McDonald’s saw worldwide net profit plummet by over US$1 billion, or 68 per cent, during the second half of FY20 as a result of lockdown restrictions limiting its sales.
However, locally the quick-service chain performed well, with comparable sales in Australia growing during the quarter due to strong drive-thru performance.
Globally, net income landed at $483.8 million, down from $1.51 billion during the same period of FY19, and comparable sales fell 23.9 per cent – though improved throughout the quarter.
McDonald’s chief executive Chris Kempczinski said he is proud of how the restaurant chain has managed to remain a safe environment for both customers and workers through the pandemic, and that he expects the business will bounce back.
“Throughout our history, McDonald’s has demonstrated the strategic foresight necessary to position our business for the future,” Kempczinski said.
“We’re confident that the strong foundation we’ve built, combined with the unique advantages of our system, position us well to continue operating successfully during this pandemic and emerge even stronger.”
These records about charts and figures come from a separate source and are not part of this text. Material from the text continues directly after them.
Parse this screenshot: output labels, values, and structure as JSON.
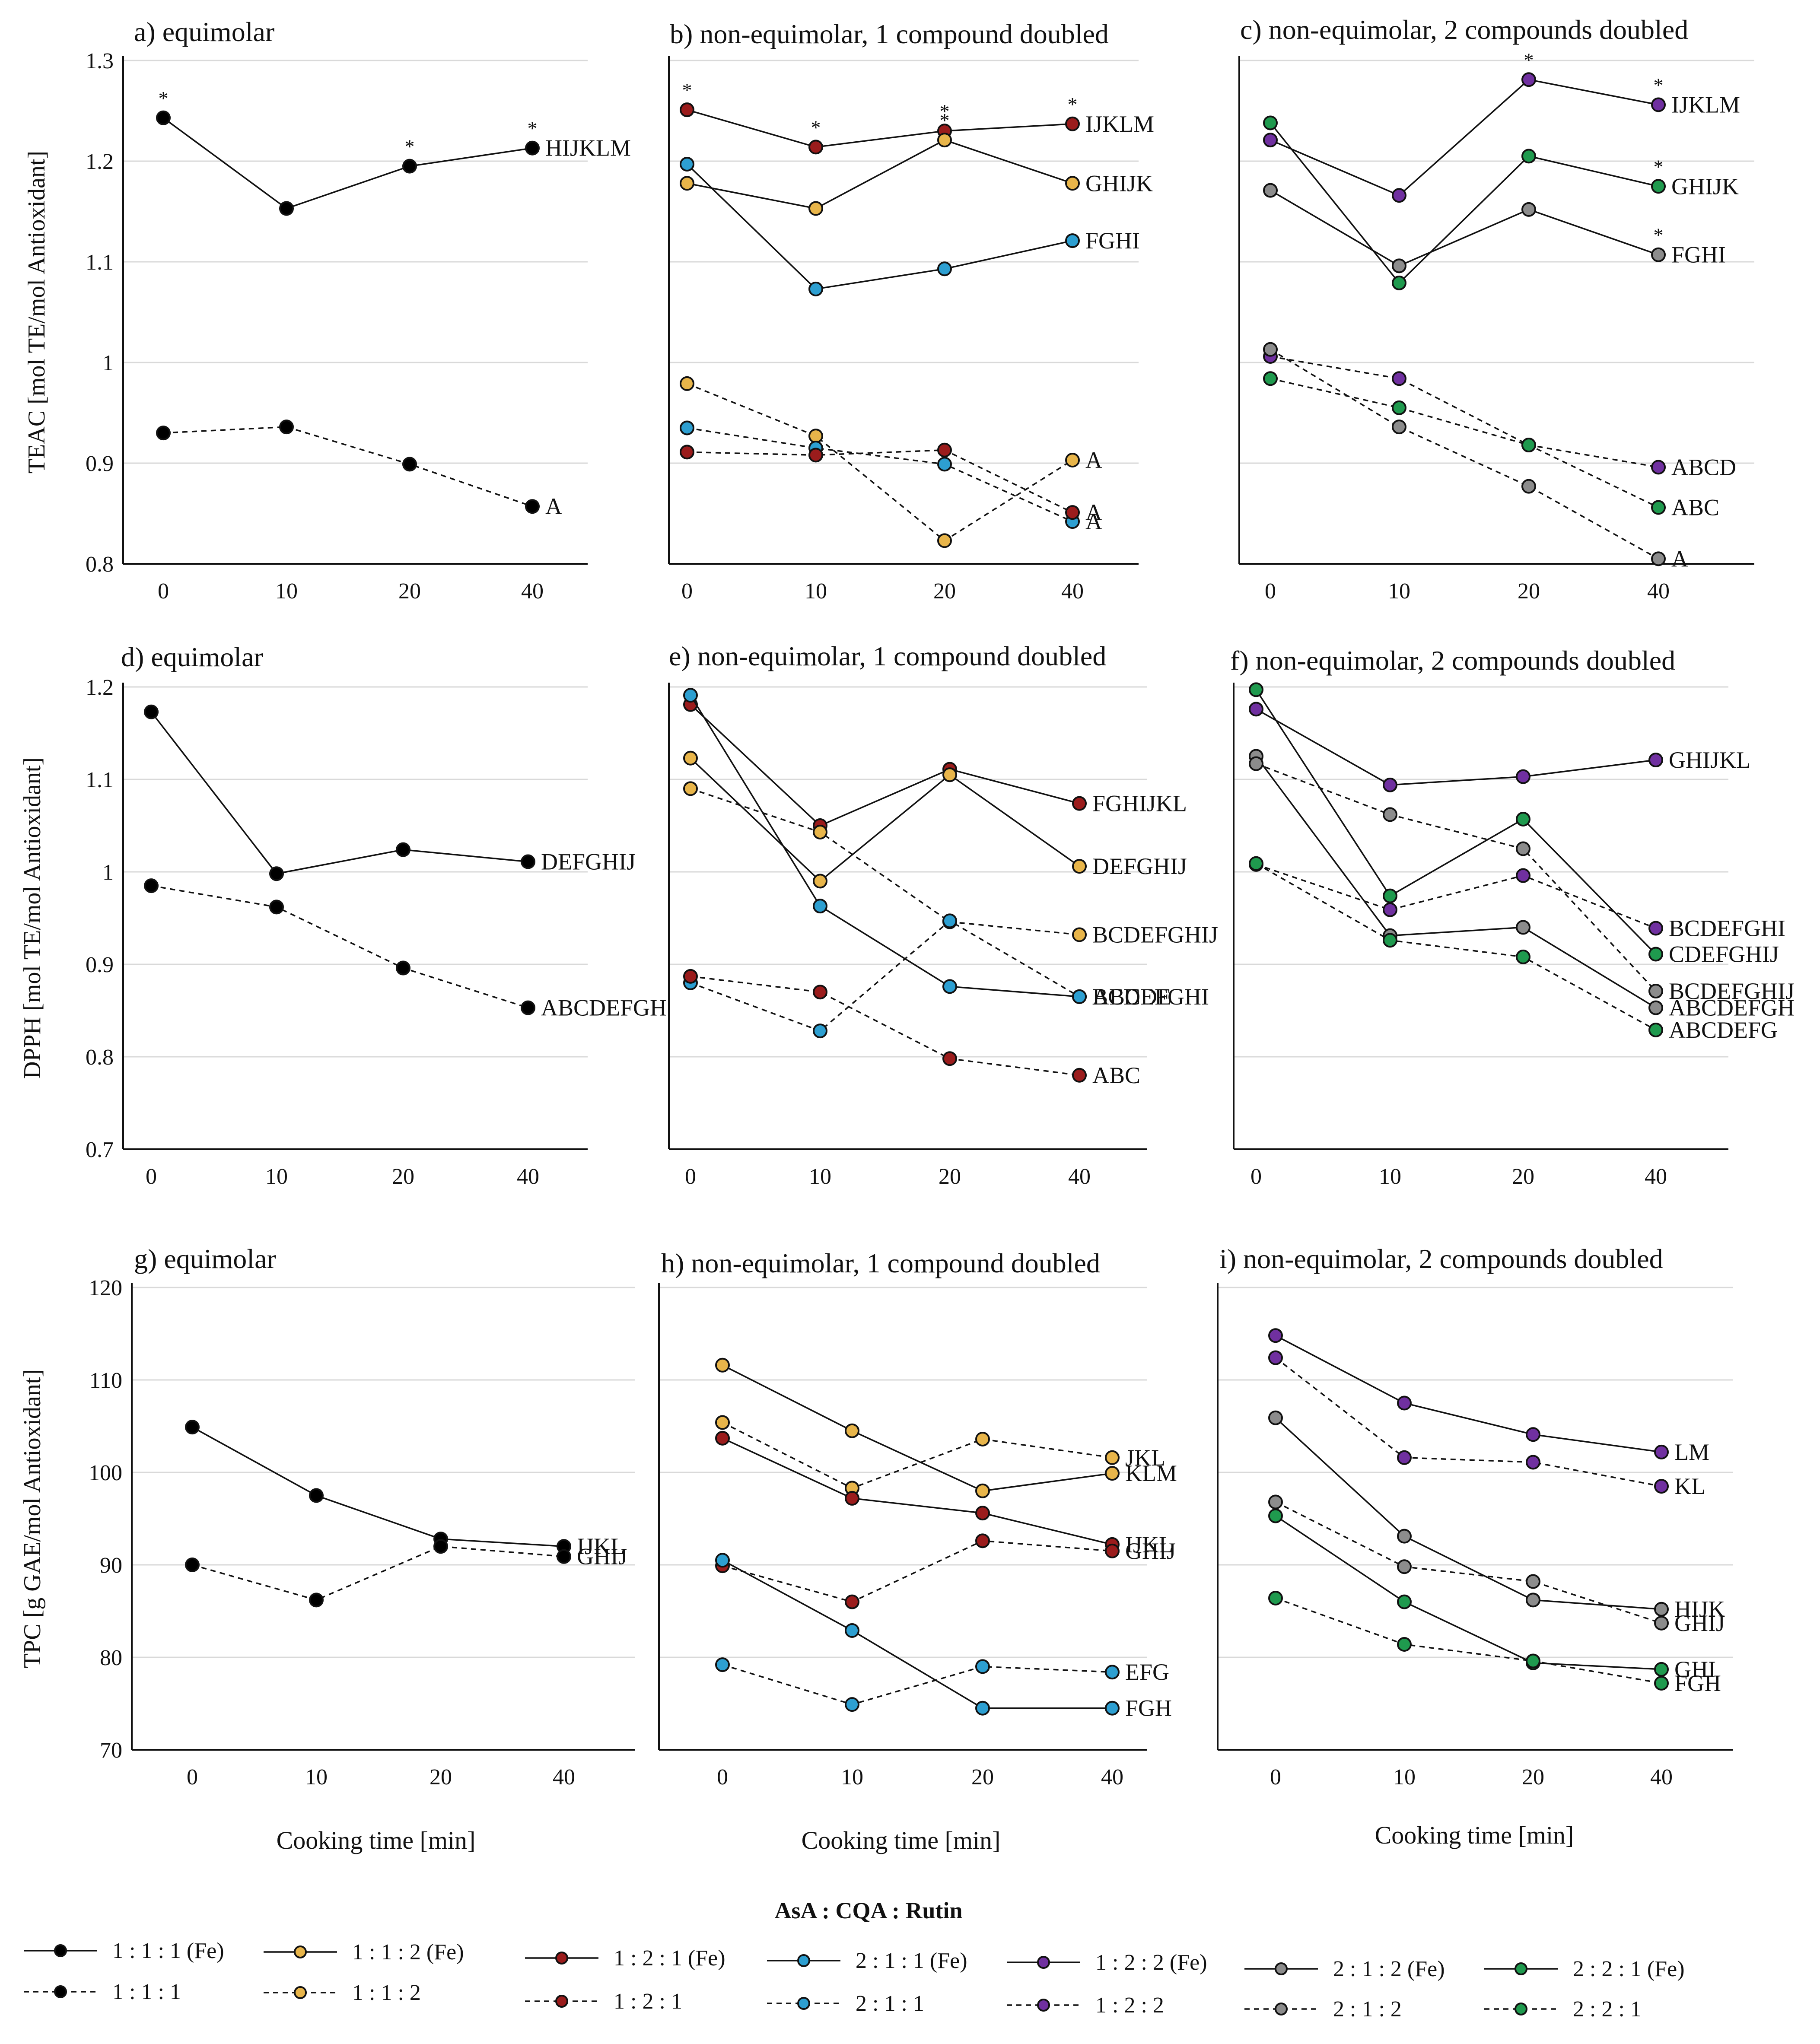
{
  "figure": {
    "x_axis_title": "Cooking time [min]",
    "legend_title": "AsA : CQA : Rutin"
  },
  "series_styles": {
    "111": {
      "color": "#000000",
      "fe_label": "1 : 1 : 1 (Fe)",
      "label": "1 : 1 : 1"
    },
    "112": {
      "color": "#e8b54a",
      "fe_label": "1 : 1 : 2 (Fe)",
      "label": "1 : 1 : 2"
    },
    "121": {
      "color": "#9b1c1c",
      "fe_label": "1 : 2 : 1 (Fe)",
      "label": "1 : 2 : 1"
    },
    "211": {
      "color": "#2d9fd1",
      "fe_label": "2 : 1 : 1 (Fe)",
      "label": "2 : 1 : 1"
    },
    "122": {
      "color": "#7030a0",
      "fe_label": "1 : 2 : 2 (Fe)",
      "label": "1 : 2 : 2"
    },
    "212": {
      "color": "#8c8c8c",
      "fe_label": "2 : 1 : 2 (Fe)",
      "label": "2 : 1 : 2"
    },
    "221": {
      "color": "#1f9a4e",
      "fe_label": "2 : 2 : 1 (Fe)",
      "label": "2 : 2 : 1"
    }
  },
  "legend_order": [
    "111",
    "112",
    "121",
    "211",
    "122",
    "212",
    "221"
  ],
  "chart_data": [
    {
      "id": "a",
      "type": "line",
      "title": "a) equimolar",
      "ylabel": "TEAC [mol TE/mol Antioxidant]",
      "categories": [
        "0",
        "10",
        "20",
        "40"
      ],
      "ylim": [
        0.8,
        1.3
      ],
      "yticks": [
        "0.8",
        "0.9",
        "1",
        "1.1",
        "1.2",
        "1.3"
      ],
      "grid": true,
      "series": [
        {
          "key": "111",
          "fe": true,
          "values": [
            1.243,
            1.153,
            1.195,
            1.213
          ],
          "stars": [
            true,
            false,
            true,
            true
          ],
          "end_label": "HIJKLM"
        },
        {
          "key": "111",
          "fe": false,
          "values": [
            0.93,
            0.936,
            0.899,
            0.857
          ],
          "end_label": "A"
        }
      ]
    },
    {
      "id": "b",
      "type": "line",
      "title": "b) non-equimolar, 1 compound doubled",
      "ylabel": "",
      "categories": [
        "0",
        "10",
        "20",
        "40"
      ],
      "ylim": [
        0.8,
        1.3
      ],
      "yticks": [],
      "grid": true,
      "series": [
        {
          "key": "121",
          "fe": true,
          "values": [
            1.251,
            1.214,
            1.23,
            1.237
          ],
          "stars": [
            true,
            true,
            true,
            true
          ],
          "end_label": "IJKLM"
        },
        {
          "key": "112",
          "fe": true,
          "values": [
            1.178,
            1.153,
            1.221,
            1.178
          ],
          "stars": [
            false,
            false,
            true,
            false
          ],
          "end_label": "GHIJK"
        },
        {
          "key": "211",
          "fe": true,
          "values": [
            1.197,
            1.073,
            1.093,
            1.121
          ],
          "end_label": "FGHI"
        },
        {
          "key": "112",
          "fe": false,
          "values": [
            0.979,
            0.927,
            0.823,
            0.903
          ],
          "end_label": "A"
        },
        {
          "key": "211",
          "fe": false,
          "values": [
            0.935,
            0.915,
            0.899,
            0.842
          ],
          "end_label": "A"
        },
        {
          "key": "121",
          "fe": false,
          "values": [
            0.911,
            0.908,
            0.913,
            0.851
          ],
          "end_label": "A"
        }
      ]
    },
    {
      "id": "c",
      "type": "line",
      "title": "c) non-equimolar, 2 compounds doubled",
      "ylabel": "",
      "categories": [
        "0",
        "10",
        "20",
        "40"
      ],
      "ylim": [
        0.8,
        1.3
      ],
      "yticks": [],
      "grid": true,
      "series": [
        {
          "key": "122",
          "fe": true,
          "values": [
            1.221,
            1.166,
            1.281,
            1.256
          ],
          "stars": [
            false,
            false,
            true,
            true
          ],
          "end_label": "IJKLM"
        },
        {
          "key": "221",
          "fe": true,
          "values": [
            1.238,
            1.079,
            1.205,
            1.175
          ],
          "stars": [
            false,
            false,
            false,
            true
          ],
          "end_label": "GHIJK"
        },
        {
          "key": "212",
          "fe": true,
          "values": [
            1.171,
            1.096,
            1.152,
            1.107
          ],
          "stars": [
            false,
            false,
            false,
            true
          ],
          "end_label": "FGHI"
        },
        {
          "key": "122",
          "fe": false,
          "values": [
            1.006,
            0.984,
            0.918,
            0.896
          ],
          "end_label": "ABCD"
        },
        {
          "key": "221",
          "fe": false,
          "values": [
            0.984,
            0.955,
            0.918,
            0.856
          ],
          "end_label": "ABC"
        },
        {
          "key": "212",
          "fe": false,
          "values": [
            1.013,
            0.936,
            0.877,
            0.805
          ],
          "end_label": "A"
        }
      ]
    },
    {
      "id": "d",
      "type": "line",
      "title": "d) equimolar",
      "ylabel": "DPPH [mol TE/mol Antioxidant]",
      "categories": [
        "0",
        "10",
        "20",
        "40"
      ],
      "ylim": [
        0.7,
        1.2
      ],
      "yticks": [
        "0.7",
        "0.8",
        "0.9",
        "1",
        "1.1",
        "1.2"
      ],
      "grid": true,
      "series": [
        {
          "key": "111",
          "fe": true,
          "values": [
            1.173,
            0.998,
            1.024,
            1.011
          ],
          "end_label": "DEFGHIJ"
        },
        {
          "key": "111",
          "fe": false,
          "values": [
            0.985,
            0.962,
            0.896,
            0.853
          ],
          "end_label": "ABCDEFGH"
        }
      ]
    },
    {
      "id": "e",
      "type": "line",
      "title": "e) non-equimolar, 1 compound doubled",
      "ylabel": "",
      "categories": [
        "0",
        "10",
        "20",
        "40"
      ],
      "ylim": [
        0.7,
        1.2
      ],
      "yticks": [],
      "grid": true,
      "series": [
        {
          "key": "121",
          "fe": true,
          "values": [
            1.181,
            1.05,
            1.111,
            1.074
          ],
          "end_label": "FGHIJKL"
        },
        {
          "key": "112",
          "fe": true,
          "values": [
            1.123,
            0.99,
            1.105,
            1.006
          ],
          "end_label": "DEFGHIJ"
        },
        {
          "key": "211",
          "fe": true,
          "values": [
            1.191,
            0.963,
            0.876,
            0.865
          ],
          "end_label": "BCDEFGHI"
        },
        {
          "key": "112",
          "fe": false,
          "values": [
            1.09,
            1.043,
            0.946,
            0.932
          ],
          "end_label": "BCDEFGHIJ"
        },
        {
          "key": "211",
          "fe": false,
          "values": [
            0.88,
            0.828,
            0.947,
            0.865
          ],
          "end_label": "ABCDE"
        },
        {
          "key": "121",
          "fe": false,
          "values": [
            0.887,
            0.87,
            0.798,
            0.78
          ],
          "end_label": "ABC"
        }
      ]
    },
    {
      "id": "f",
      "type": "line",
      "title": "f) non-equimolar, 2 compounds doubled",
      "ylabel": "",
      "categories": [
        "0",
        "10",
        "20",
        "40"
      ],
      "ylim": [
        0.7,
        1.2
      ],
      "yticks": [],
      "grid": true,
      "series": [
        {
          "key": "122",
          "fe": true,
          "values": [
            1.176,
            1.094,
            1.103,
            1.121
          ],
          "end_label": "GHIJKL"
        },
        {
          "key": "221",
          "fe": true,
          "values": [
            1.197,
            0.974,
            1.057,
            0.911
          ],
          "end_label": "CDEFGHIJ"
        },
        {
          "key": "212",
          "fe": true,
          "values": [
            1.125,
            0.931,
            0.94,
            0.853
          ],
          "end_label": "ABCDEFGH"
        },
        {
          "key": "122",
          "fe": false,
          "values": [
            1.008,
            0.959,
            0.996,
            0.939
          ],
          "end_label": "BCDEFGHI"
        },
        {
          "key": "212",
          "fe": false,
          "values": [
            1.117,
            1.062,
            1.025,
            0.871
          ],
          "end_label": "BCDEFGHIJ"
        },
        {
          "key": "221",
          "fe": false,
          "values": [
            1.009,
            0.926,
            0.908,
            0.829
          ],
          "end_label": "ABCDEFG"
        }
      ]
    },
    {
      "id": "g",
      "type": "line",
      "title": "g) equimolar",
      "ylabel": "TPC [g GAE/mol Antioxidant]",
      "categories": [
        "0",
        "10",
        "20",
        "40"
      ],
      "ylim": [
        70,
        120
      ],
      "yticks": [
        "70",
        "80",
        "90",
        "100",
        "110",
        "120"
      ],
      "grid": true,
      "series": [
        {
          "key": "111",
          "fe": true,
          "values": [
            104.9,
            97.5,
            92.8,
            92.0
          ],
          "end_label": "IJKL"
        },
        {
          "key": "111",
          "fe": false,
          "values": [
            90.0,
            86.2,
            92.0,
            90.9
          ],
          "end_label": "GHIJ"
        }
      ]
    },
    {
      "id": "h",
      "type": "line",
      "title": "h) non-equimolar, 1 compound doubled",
      "ylabel": "",
      "categories": [
        "0",
        "10",
        "20",
        "40"
      ],
      "ylim": [
        70,
        120
      ],
      "yticks": [],
      "grid": true,
      "series": [
        {
          "key": "112",
          "fe": false,
          "values": [
            105.4,
            98.3,
            103.6,
            101.6
          ],
          "end_label": "JKL"
        },
        {
          "key": "112",
          "fe": true,
          "values": [
            111.6,
            104.5,
            98.0,
            99.9
          ],
          "end_label": "KLM"
        },
        {
          "key": "121",
          "fe": true,
          "values": [
            103.7,
            97.2,
            95.6,
            92.2
          ],
          "end_label": "IJKL"
        },
        {
          "key": "121",
          "fe": false,
          "values": [
            89.9,
            86.0,
            92.6,
            91.5
          ],
          "end_label": "GHIJ"
        },
        {
          "key": "211",
          "fe": false,
          "values": [
            79.2,
            74.9,
            79.0,
            78.4
          ],
          "end_label": "EFG"
        },
        {
          "key": "211",
          "fe": true,
          "values": [
            90.5,
            82.9,
            74.5,
            74.5
          ],
          "end_label": "FGH"
        }
      ]
    },
    {
      "id": "i",
      "type": "line",
      "title": "i) non-equimolar, 2 compounds doubled",
      "ylabel": "",
      "categories": [
        "0",
        "10",
        "20",
        "40"
      ],
      "ylim": [
        70,
        120
      ],
      "yticks": [],
      "grid": true,
      "series": [
        {
          "key": "122",
          "fe": true,
          "values": [
            114.8,
            107.5,
            104.1,
            102.2
          ],
          "end_label": "LM"
        },
        {
          "key": "122",
          "fe": false,
          "values": [
            112.4,
            101.6,
            101.1,
            98.5
          ],
          "end_label": "KL"
        },
        {
          "key": "212",
          "fe": true,
          "values": [
            105.9,
            93.1,
            86.2,
            85.2
          ],
          "end_label": "HIJK"
        },
        {
          "key": "212",
          "fe": false,
          "values": [
            96.8,
            89.8,
            88.2,
            83.7
          ],
          "end_label": "GHIJ"
        },
        {
          "key": "221",
          "fe": true,
          "values": [
            95.3,
            86.0,
            79.4,
            78.7
          ],
          "end_label": "GHI"
        },
        {
          "key": "221",
          "fe": false,
          "values": [
            86.4,
            81.4,
            79.6,
            77.2
          ],
          "end_label": "FGH"
        }
      ]
    }
  ]
}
Due to the unpredictable trading environment, the chain indicated it would reposition itself in the US to focus on affordability in an effort to reach a cash-strapped population, according to news.com.au.
Kempczinksi warned analysts on a conference call that there are warning signs that consumer sentiment is going backward.
“In many markets around the world, most notably the US, the public health situation appears to be worsening,” Kempczinksi said.